GEMEENTELIJK MUSEUM VAN HUY

Voormalig Minderbroedersklooster, rue Vankeerberghen 20, 4500 Huy, tel. (085) 23 2435.
Conservator: Luc Engen, tel. (041) 26 70 83.
Openstelling: Van 1 april tot 15 oktober: dagelijks van 14 tot 18 uur. Het hele jaar door: op afspraak.

Dit museum is ondergebracht in het voormalige klooster van de minderbroeders, een prachtig voorbeeld van Maaslandse renaissance uit de 17e eeuw. Aan de rue Vankeerberghen - die man schonk in 1911 zijn schilderijenverzameling aan de stad Hoei- moet u een aantal trappen beklimmen en via een toegangspoort bereikt u een merkwaardige kloostergang, die op zichzelf een museum van stenen voorwerpen is. Via die gang bereikt u de eigenlijke toegangsdeur van het museum, ingericht in een vleugel van het vroegere klooster, dat na de Franse periode diende als kazerne, maar dan naderhand beetje bij beetje omgevormd werd tot één van de ordelijkste musea van het land.

terug naar index


KASTEEL VAN JEHAY

Eigenaar: Graaf Guy van den Steen de Jehay; zelfde adres als het museum. (nu prov. Luik)
Inlichtingen: Angele L'Haut, rue du Parc 1, 4540 Jehay (Amay), tel.
(085) 311716.
Openstelling: In juli en augustus: op weekends en feestdagen van 14 tot 18 uur.
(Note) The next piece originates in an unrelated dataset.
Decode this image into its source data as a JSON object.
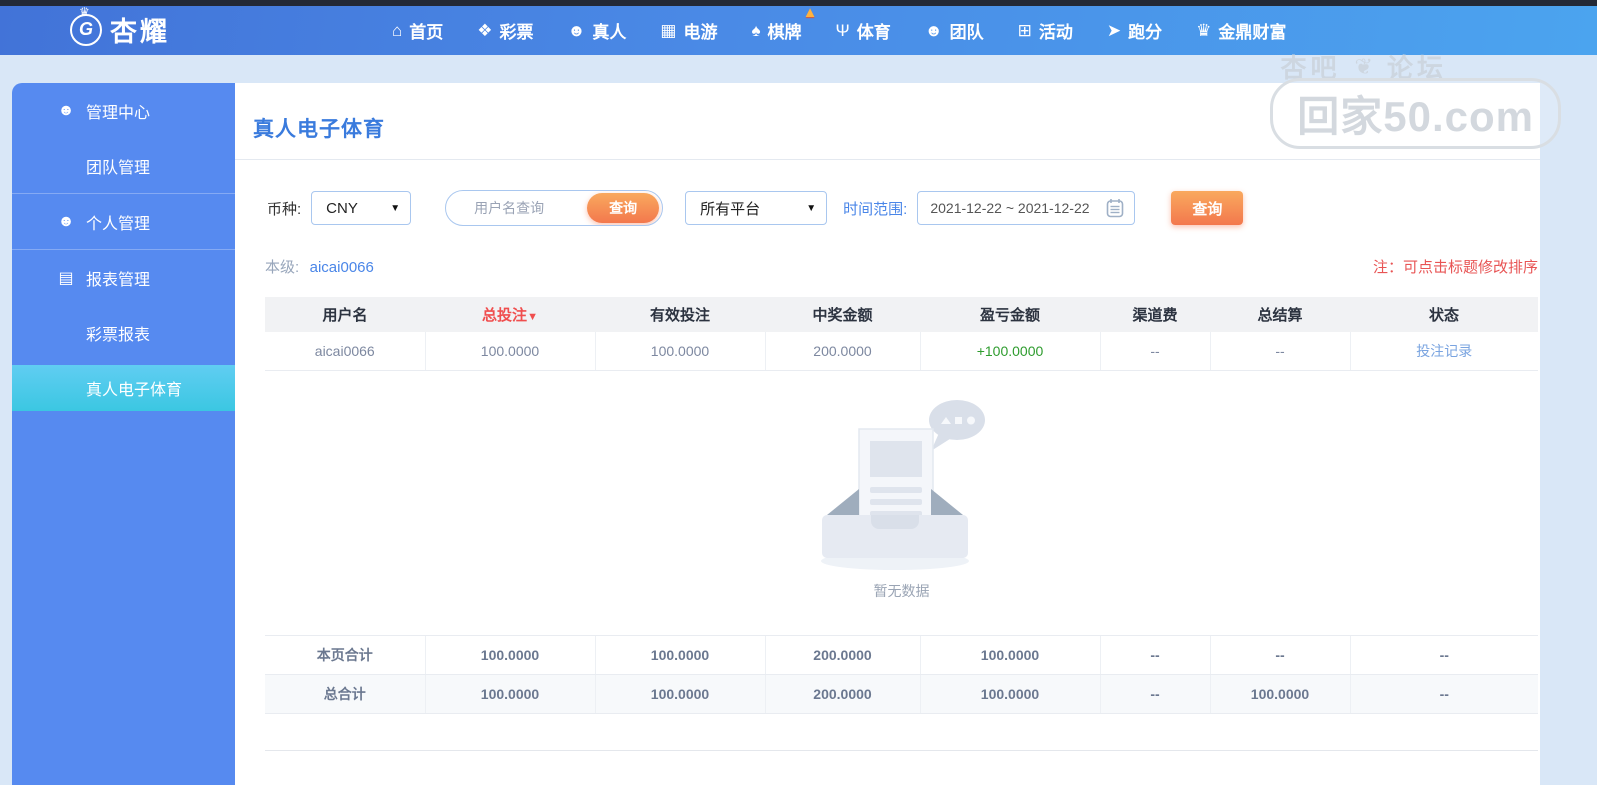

Een bezoek aan het Kasteel van Jehay is ontegenzeglijk een unieke belevenis. U komt er niet alleen terecht in één van de fraaiste kastelen van België, maar het is tegelijk één van de boeiendste en zéker het compleetste privé-museum van het land, enorm afwisselend wat de collecties betreft. Zowel de artistiek, de historisch als de archeologisch gerichte bezoeker kan er volop aan zijn trekken komen. Het eilandje waarop het kasteel van Jehay zich thans verheft, is een van de vroegst bewoonde plaatsen van het land: de vroegere eigenaar, graaf Guy van den Steen (nu de provincie Luik), heeft dankzij opgravingen bewezen dat de plaats achtereenvolgens werd bewoond door mensen uit de teentijd, door Galliërs die er de Romeinen verdrongen, en daarna door Karolingers. Het kasteel zelf, een prachtig voorbeeld van feodale architectuur, werd gebouwd op paalwerk en Romeinse funderingen. Het algemeen voorkomen ervan is sedert 1550 ongewijzigd gebleven. In 1680 werd het landgoed grotendeels aangekocht door Franois van den Steen, hoofdmeier van Luik; achttien jaar later verwierf zijn zoon de rest. Van dan af bleef het kasteel eigendom van de familie van den Steen. Dat het thans een museum geworden is, dat u beslist minstens éénmaal in uw leven moet beleefd hebben, is te danken aan graaf Guy van den Steen, zelf hoogbegaafd beeldhouwer, archeoloog, speleoloog, antiquair en eertijds beroemd sportman (skiër, bergbeklimmer).

terug naar index


PROVINCIAAL LUXEMBURGS MUSEUM

rue des Martyrs 13, 6700 Arlon/Aarlen, tel. (063) 221236.
Conservator:
Louis Lefèbre, avenue de Luxembourg 39, 6700 Arlon/Aarlen, tel. (063) 226192 en 221236.
Openstelling: Van maandag tot zaterdag van 9 tot 12 en van 14 tot 17 uur. Van 15 juni tot 15 september ook op zon en feestdagen. Gesloten van 15 december tot 2 januari.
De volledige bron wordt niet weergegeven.